Grillo, N. 1 , Alexiadou, A. 1 , Gehrke, B. 2 , Hirsh, N. 1 , Paolazzi, C. 3 & Santi, A. 3
1 Humboldt-Universität zu Berlin
2 CNRS-Paris Diderot
3 University College London
We investigate the effect of event-structure on the processing of passivization in German. In contrast to English, German passives are unambiguously verbal or adjectival. This feature allows for the study of passivization independent of any (verbal/adjectival) ambiguity confound. Paolazzi et al. (2015 AMLaP, 2016 CUNY) show that, contrary to broadly held theoretical perspectives, passive sentences are not inherently harder to process than actives. Complexity of passivization in English is tied to the predicate event structure: with eventive predicates, passives are read faster (as previously observed in the literature) and generate no comprehension difficulties (contrary to previous findings with mixed predicates). Complexity effects with passivization are only found with stative verbs. The asymmetry is claimed to stem from the adjectival/verbal ambiguity of stative passives, in English.

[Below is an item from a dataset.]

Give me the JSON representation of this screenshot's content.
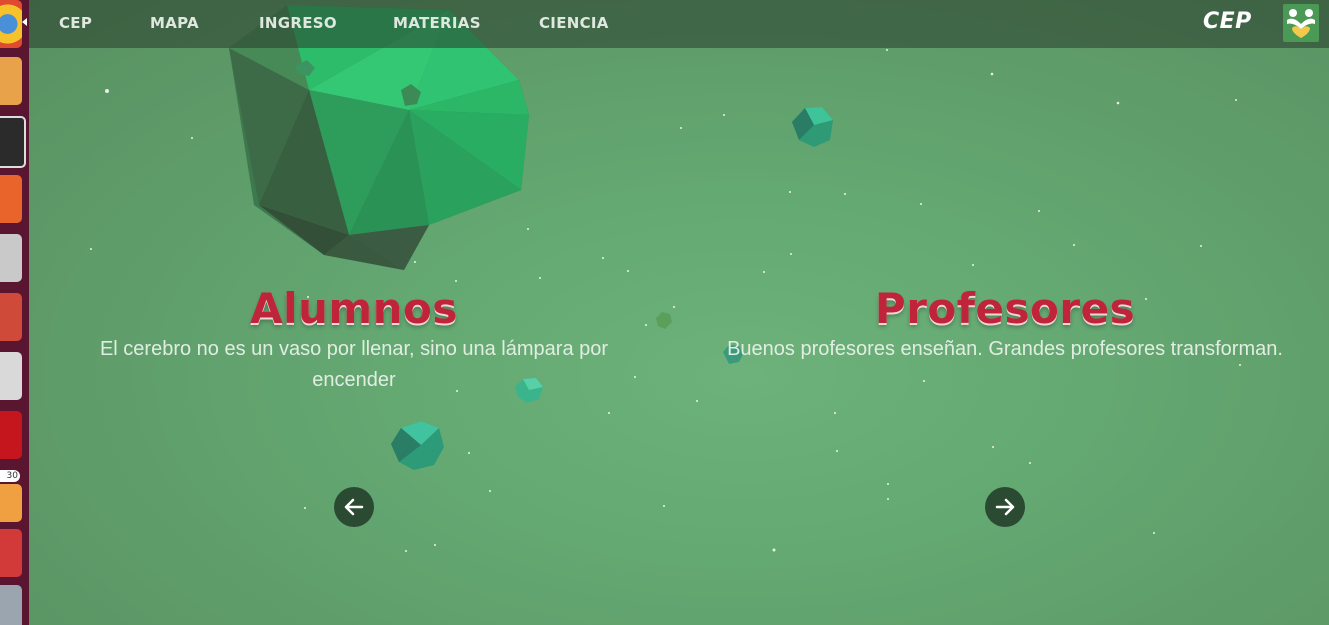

We tested the account by looking at the processing of unambiguous verbal-passives in German across two (event vs state) word-by-word non-cumulative self-paced-reading studies in a moving-window paradigm that manipulated syntax (active vs passive), with each sentence followed by a comprehension question. The prediction being that when the adjectival reading is no longer available, the effects observed with English statives, should disappear. The results supported this prediction, both online and offline (active-stative: 87%, passive-stative: 88.2% correct).